Tapping retirement accounts early is costly
One of the first things people do when they’re out of work and need money is tap their retirement accounts. Raid the IRA, and with very few exceptions, you’ll be subject to a 10% early withdrawal penalty (if you are under the age of 59 1/2); 401(k) plans are subject to similar rules.
Job hunting expenses are tax deductible
Assuming you looked for a position in the same line of work in 2010, you can deduct all sorts of job-hunting costs — travel and transportation expenses to/from interviews, business cards, career counseling, the costs of preparing and copying your resume, and more. Granted, there are some caveats -expenses incurred by those seeking first-time employment are not deductible (sorry, recent grads!), you have to itemize, and all miscellaneous deductions must exceed 2% of your adjusted gross income – but you get this break even if the job search was unsuccessful.
Take credit(s!) where credit is due
Did you go back to school in 2010? Were you out of work much of the year?
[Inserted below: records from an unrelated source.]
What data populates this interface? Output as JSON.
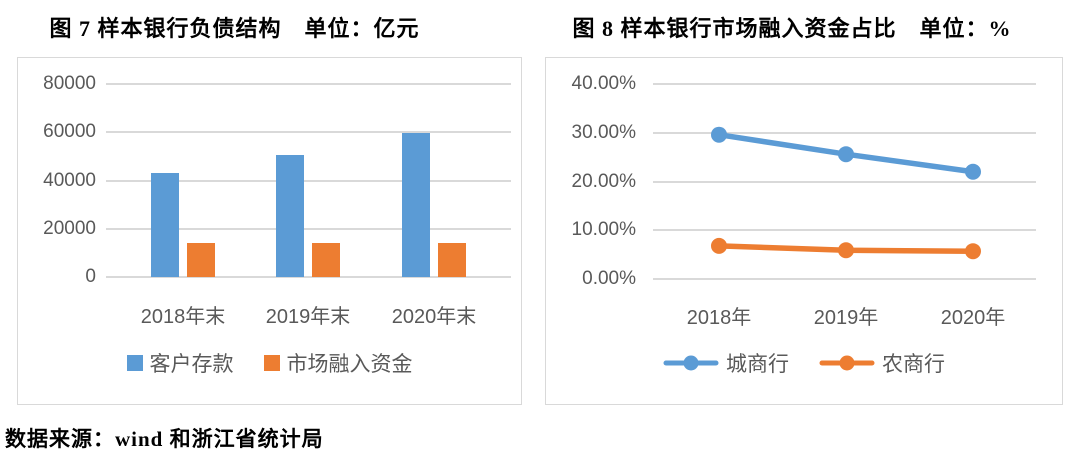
{
  "source_note": "数据来源：wind 和浙江省统计局",
  "colors": {
    "series_blue": "#5B9BD5",
    "series_orange": "#ED7D31",
    "gridline": "#D9D9D9",
    "axis_text": "#595959",
    "panel_border": "#D9D9D9"
  },
  "chart_data": [
    {
      "type": "bar",
      "title": "图 7 样本银行负债结构　单位：亿元",
      "categories": [
        "2018年末",
        "2019年末",
        "2020年末"
      ],
      "series": [
        {
          "name": "客户存款",
          "color": "#5B9BD5",
          "values": [
            43000,
            50500,
            59500
          ]
        },
        {
          "name": "市场融入资金",
          "color": "#ED7D31",
          "values": [
            14200,
            13900,
            14200
          ]
        }
      ],
      "ylim": [
        0,
        80000
      ],
      "yticks": [
        "80000",
        "60000",
        "40000",
        "20000",
        "0"
      ],
      "grid": true,
      "legend_position": "bottom"
    },
    {
      "type": "line",
      "title": "图 8 样本银行市场融入资金占比　单位：%",
      "categories": [
        "2018年",
        "2019年",
        "2020年"
      ],
      "series": [
        {
          "name": "城商行",
          "color": "#5B9BD5",
          "values": [
            29.6,
            25.6,
            22.0
          ]
        },
        {
          "name": "农商行",
          "color": "#ED7D31",
          "values": [
            6.8,
            5.9,
            5.7
          ]
        }
      ],
      "ylim": [
        0,
        40
      ],
      "yticks": [
        "40.00%",
        "30.00%",
        "20.00%",
        "10.00%",
        "0.00%"
      ],
      "grid": true,
      "legend_position": "bottom"
    }
  ]
}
There are a number of tax credits that may apply to your situation. Among them: the American Opportunity credit (up to $2,500) for those who were working toward a degree in 2010; the Lifetime Learning credit (up to $2,000) for those who took classes last year to acquire or improve job skills; the Earned Income Tax Credit for low-to-moderate wage earners; and the lesser known Saver’s tax credit (up to $1,000). If you earned $27,750 or less ($55,500 for married filing jointly) and deposited money into an IRA 401(k) plan or other retirement program during the year, you may qualify for it.